"Mere literary talent is common; what is rare is endurance, the continuing desire to work hard at writing."
~ Donald Hall, former poet laureate
"A student brings something to discuss, saying, 'I don't know whether this is really good, or whether I should throw it in the wastebasket.' The assumption is that one or the other choice is the right move. No. Almost everything we say or think or do — or write — comes in that spacious human area bounded by something this side of the sublime and something above the unforgivable."
~William Stafford
“There’s no money in poetry, but there’s also no poetry in money."
~ Robert Graves
“A poet can survive anything but a misprint."
~ Oscar Wilde
"I'd rather be a great bad poet than a good bad poet."
~ Ogden Nash
"The poet has gained the happy position wherein he can praise his own poetry in the press and explain it in the classroom, and the reader has been bullied into giving up the consumer's power to say, 'I don't like this, bring me something different.'... Poetry needs to be rescued from among our duties and restored to our pleasures."
~ Philip Larkin, quoted in Cynthia Crossen's review of Larkin's "Required Writing" (Readback column, WSJ.com)
"You don't have to suffer to be a poet. Adolescence is enough suffering for anyone."
~ John Ciardi
"I would venture to guess that Anon, who wrote so many poems without signing them, was often a woman."
~ Virginia Woolf
"Publishing a volume of verse is like dropping a rose-petal down the Grand Canyon and waiting for the echo."
~ Don Marquis
"Herman has taken to writing poetry. You need not tell anyone, for you know how such things get around."

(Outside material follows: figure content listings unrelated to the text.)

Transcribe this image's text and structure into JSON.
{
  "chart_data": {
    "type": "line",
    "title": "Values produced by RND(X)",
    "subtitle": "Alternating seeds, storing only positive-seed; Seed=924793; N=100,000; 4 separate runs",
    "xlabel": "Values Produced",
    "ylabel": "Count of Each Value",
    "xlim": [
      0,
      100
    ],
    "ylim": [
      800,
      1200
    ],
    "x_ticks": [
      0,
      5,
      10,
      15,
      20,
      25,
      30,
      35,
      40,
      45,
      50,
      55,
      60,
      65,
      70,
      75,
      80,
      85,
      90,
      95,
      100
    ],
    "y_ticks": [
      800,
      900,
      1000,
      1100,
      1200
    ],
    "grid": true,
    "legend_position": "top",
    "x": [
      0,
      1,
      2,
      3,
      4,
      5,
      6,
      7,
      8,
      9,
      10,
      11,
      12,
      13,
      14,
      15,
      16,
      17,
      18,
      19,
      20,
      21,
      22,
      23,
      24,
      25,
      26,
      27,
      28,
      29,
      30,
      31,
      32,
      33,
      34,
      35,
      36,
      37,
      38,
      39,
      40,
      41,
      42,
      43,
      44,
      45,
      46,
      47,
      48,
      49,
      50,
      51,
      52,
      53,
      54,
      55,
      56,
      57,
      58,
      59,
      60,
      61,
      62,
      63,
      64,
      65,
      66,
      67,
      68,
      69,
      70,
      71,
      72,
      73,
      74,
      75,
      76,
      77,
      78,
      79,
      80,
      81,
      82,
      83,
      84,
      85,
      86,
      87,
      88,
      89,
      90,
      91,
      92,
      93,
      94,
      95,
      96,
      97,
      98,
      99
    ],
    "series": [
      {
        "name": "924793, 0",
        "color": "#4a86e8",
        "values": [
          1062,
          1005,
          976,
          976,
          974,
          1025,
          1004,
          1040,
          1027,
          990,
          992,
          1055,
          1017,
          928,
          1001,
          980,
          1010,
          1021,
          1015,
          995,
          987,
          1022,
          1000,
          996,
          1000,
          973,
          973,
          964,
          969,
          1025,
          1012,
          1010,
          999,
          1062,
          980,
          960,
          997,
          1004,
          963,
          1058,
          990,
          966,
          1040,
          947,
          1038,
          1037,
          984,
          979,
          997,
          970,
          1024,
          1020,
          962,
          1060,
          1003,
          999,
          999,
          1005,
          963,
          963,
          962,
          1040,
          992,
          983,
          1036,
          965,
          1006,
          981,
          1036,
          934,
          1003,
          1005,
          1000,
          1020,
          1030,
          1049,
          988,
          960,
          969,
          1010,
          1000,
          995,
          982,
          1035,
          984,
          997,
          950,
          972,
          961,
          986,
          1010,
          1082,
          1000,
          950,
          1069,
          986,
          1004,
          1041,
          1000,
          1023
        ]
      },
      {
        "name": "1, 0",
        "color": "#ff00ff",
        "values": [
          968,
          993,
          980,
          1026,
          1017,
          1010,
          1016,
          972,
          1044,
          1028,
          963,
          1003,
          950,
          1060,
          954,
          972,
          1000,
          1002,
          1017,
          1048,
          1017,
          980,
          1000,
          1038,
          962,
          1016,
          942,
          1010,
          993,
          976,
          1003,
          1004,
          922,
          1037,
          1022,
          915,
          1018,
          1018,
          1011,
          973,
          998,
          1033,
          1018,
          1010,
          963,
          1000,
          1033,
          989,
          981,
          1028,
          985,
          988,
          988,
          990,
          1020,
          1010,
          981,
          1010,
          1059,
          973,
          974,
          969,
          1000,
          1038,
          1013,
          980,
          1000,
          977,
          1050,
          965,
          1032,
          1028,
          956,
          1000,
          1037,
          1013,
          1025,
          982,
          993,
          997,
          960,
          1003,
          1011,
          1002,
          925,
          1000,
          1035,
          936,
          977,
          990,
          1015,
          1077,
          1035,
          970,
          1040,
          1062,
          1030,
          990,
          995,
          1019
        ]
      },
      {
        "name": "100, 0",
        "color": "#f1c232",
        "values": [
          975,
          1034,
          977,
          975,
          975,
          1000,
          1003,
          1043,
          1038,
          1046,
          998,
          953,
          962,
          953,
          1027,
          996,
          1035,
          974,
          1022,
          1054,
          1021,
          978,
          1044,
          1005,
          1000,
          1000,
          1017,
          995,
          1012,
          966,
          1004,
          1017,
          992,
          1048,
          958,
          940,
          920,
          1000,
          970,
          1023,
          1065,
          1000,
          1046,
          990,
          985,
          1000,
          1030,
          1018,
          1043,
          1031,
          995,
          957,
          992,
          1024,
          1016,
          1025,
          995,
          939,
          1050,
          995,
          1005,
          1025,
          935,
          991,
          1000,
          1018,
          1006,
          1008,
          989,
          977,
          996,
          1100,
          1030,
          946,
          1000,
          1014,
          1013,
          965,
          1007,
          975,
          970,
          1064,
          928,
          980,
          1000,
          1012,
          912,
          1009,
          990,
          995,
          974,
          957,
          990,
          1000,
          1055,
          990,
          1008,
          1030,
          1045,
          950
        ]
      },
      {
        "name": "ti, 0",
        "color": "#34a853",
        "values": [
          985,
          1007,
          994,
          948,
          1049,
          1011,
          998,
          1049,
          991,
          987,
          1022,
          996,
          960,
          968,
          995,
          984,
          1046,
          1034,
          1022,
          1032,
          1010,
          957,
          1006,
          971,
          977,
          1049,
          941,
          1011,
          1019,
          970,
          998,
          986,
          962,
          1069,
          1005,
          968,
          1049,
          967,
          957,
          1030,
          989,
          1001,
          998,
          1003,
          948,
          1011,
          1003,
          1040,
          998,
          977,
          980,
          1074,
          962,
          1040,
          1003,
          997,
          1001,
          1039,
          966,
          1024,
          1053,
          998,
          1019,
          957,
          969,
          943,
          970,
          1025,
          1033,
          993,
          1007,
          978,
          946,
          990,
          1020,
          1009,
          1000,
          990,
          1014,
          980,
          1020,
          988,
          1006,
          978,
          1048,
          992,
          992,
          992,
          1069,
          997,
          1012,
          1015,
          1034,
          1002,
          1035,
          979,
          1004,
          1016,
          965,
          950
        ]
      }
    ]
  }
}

~ Herman Melville's wife, Elizabeth, letter to her mother
It is difficult
To get the news from poems
yet men die miserably every day
for lack
of what is found there.
~ William Carlos Williams, “Asphodel, that Greeny Flower”
"I don't know where I'm going, but I'm on my way!"
~ Carl Sandburg
Poetry provides the one permissible way of saying one thing and meaning another.